А теперь что-то не так.
***
— Все прочь отсюда. Живо.
Это последнее слово в их безобразном споре. Следующим аргументом будут кулаки или клинок. А это уже совсем ни в какие ворота не лезет, но Леви не намерен щадить хоть кого-то, дойди дело до драки. Жмуриком больше, жмуриком меньше, какая теперь разница? Всё, что случится здесь и сейчас, он берёт на себя и расхлёбывать будет сам. Потому что так решил Эрвин ещё до вылазки.
— Ты тоже. Проваливай.
Мальчишка, притащивший Эрвина на собственном горбу, кажется, хочет что-то сказать, но после секундной заминки машет рукой и убирается прочь. Сообразительный парень. В глубине души Леви обещает себе не бить его слишком сильно за ту ахинею, что он нёс про «демона».
В лице Эрвина нет ни кровинки, но пальцы, вцепившиеся Леви в запястье, ещё неожиданно сильны. Расценивать это как сопротивление или как бред умирающего? Судя по блаженной улыбке на бескровных губах, второе куда ближе к истине.
— Прости, Эрвин. Ты ещё нужен здесь, — Леви высвобождается из захвата, закатывает рукав и всаживает иголку в едва заметную вену. — Выбор без сожалений, помнишь?
Надо уносить ноги, но Леви сидит на залитой кровью крыше, не в силах пошевелиться. Последнее решительное действие отняло у него весь тот запас сил, на котором он держался до этого момента. И только когда черепица начинает разъезжаться у него под ногами, Леви заставляет себя перебраться на соседнюю крышу. Всё ещё слишком близко и слишком опасно, но он не может отойти дальше. Он не может заставить себя отвернуться. Всё же это он своими руками сейчас превратил Эрвина в одно из тех чудовищ, борьбе с которыми тот отдал столько лет своей жизни.
Титан из Эрвина получается что надо. Двенадцать метров тупой мощи, длиннющие руки-грабли, встреть отряд такого в поле во время вылазки — запарились бы убивать. Леви сплёвывает себе под ноги: на гипертрофированном лице Эрвина застыла одна из самых жутких его улыбочек, которая и в человеческом-то обличье могла напугать до усрачки, но теперь… Кажется, эта харя будет являться Леви в ночных кошмарах до скончания дней. Титан тем временем с живейшим интересом оглядывается по сторонам. При виде Леви он лыбится ещё сильнее и делает попытку пройти к своей добыче прямо сквозь полуразрушенный дом, благо телосложение позволяет. В воздухе повисает туча пыли от осыпающихся стропил.

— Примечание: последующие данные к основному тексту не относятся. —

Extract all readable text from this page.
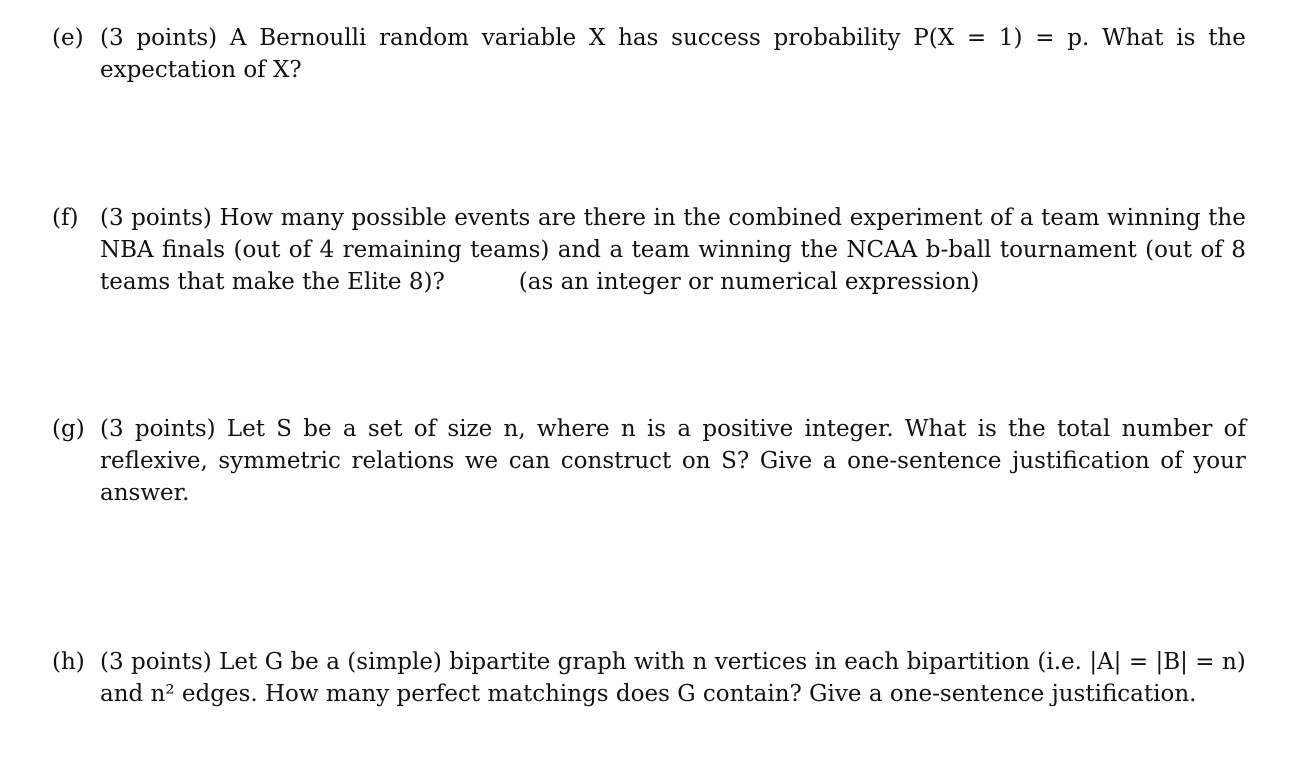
(e) (3 points) A Bernoulli random variable X has success probability P(X = 1) = p. What is the
expectation of X?
(f) (3 points) How many possible events are there in the combined experiment of a team winning the
NBA finals (out of 4 remaining teams) and a team winning the NCAA b-ball tournament (out of 8
teams that make the Elite 8)?	(as an integer or numerical expression)
(g) (3 points) Let S be a set of size n, where n is a positive integer. What is the total number of
reflexive, symmetric relations we can construct on S? Give a one-sentence justification of your
answer.
(h) (3 points) Let G be a (simple) bipartite graph with n vertices in each bipartition (i.e. |A| = |B| = n)
and n² edges. How many perfect matchings does G contain? Give a one-sentence justification.
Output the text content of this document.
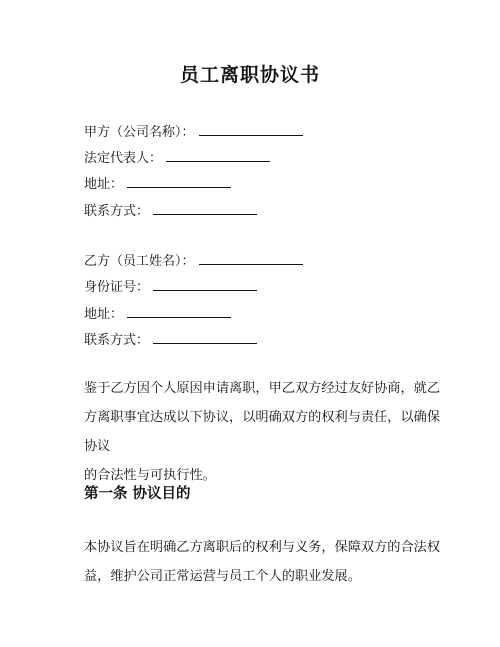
员工离职协议书
甲方（公司名称）：
法定代表人：
地址：
联系方式：
乙方（员工姓名）：
身份证号：
地址：
联系方式：
鉴于乙方因个人原因申请离职，甲乙双方经过友好协商，就乙
方离职事宜达成以下协议，以明确双方的权利与责任，以确保协议
的合法性与可执行性。
第一条 协议目的
本协议旨在明确乙方离职后的权利与义务，保障双方的合法权
益，维护公司正常运营与员工个人的职业发展。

— Тц, иди ты на хер, — Леви предпочитает ретироваться подальше. Вот ещё не хватало, чтобы Эрвин походя схарчил его вместо Колосса. Ну, с одной стороны, это будет вполне заслуженная расплата за сделанный выбор, с другой — есть много куда более полезных способов подохнуть.
Бертхольд портит всё сам. Лежи он молча и не шевелясь — возможно, Эрвин потопал бы за интересной маленькой козявкой, только что сиганувшей из-под его носа. Но Бертхольд подаёт голос, призывая на помощь, и привлекает всё внимание к себе. Громадная ручища сгребает его с крыши и отвратительно неторопливо тянет в рот. Последний вопль глохнет в лязге челюстей и хрусте разгрызаемого черепа, по подбородку Эрвина змеится кровавый ручеёк. Леви чувствует, что сейчас позорно выблюет пустой желудок. Десятки раз у него на глазах жрали, рвали, давили, затаптывали людей. Десятки раз он помогал собирать тела и то, что от них осталось. И ни разу — ни разу — не ощущал даже намёка на тошноту. Но смотреть, как себе подобных пожирает Эрвин, которого Леви знал как облупленного, с которым он ел, спал и сражался бок о бок, оказалось выше его сил.
Эрвин задумчиво осматривается в поисках следующей еды, кровь всё ещё капает у него с подбородка. Живых людей на развалинах Шиганшины осталось не много, но от них пахнет кровью, горелым мясом и страхом, и Эрвин уверенно берёт курс туда, где на крыше собрались остатки разведотряда. Ханджи с трудом поднимается на ноги, выдёргивая из ножен бесполезный клинок, — да её сил не хватит даже на то, чтобы выиграть немного времени! — и Леви срывается с места. Он измотан, у него почти закончился газ, но это его выбор. Если кому и прикончить Эрвина, то только ему. И если кому и быть сожранным…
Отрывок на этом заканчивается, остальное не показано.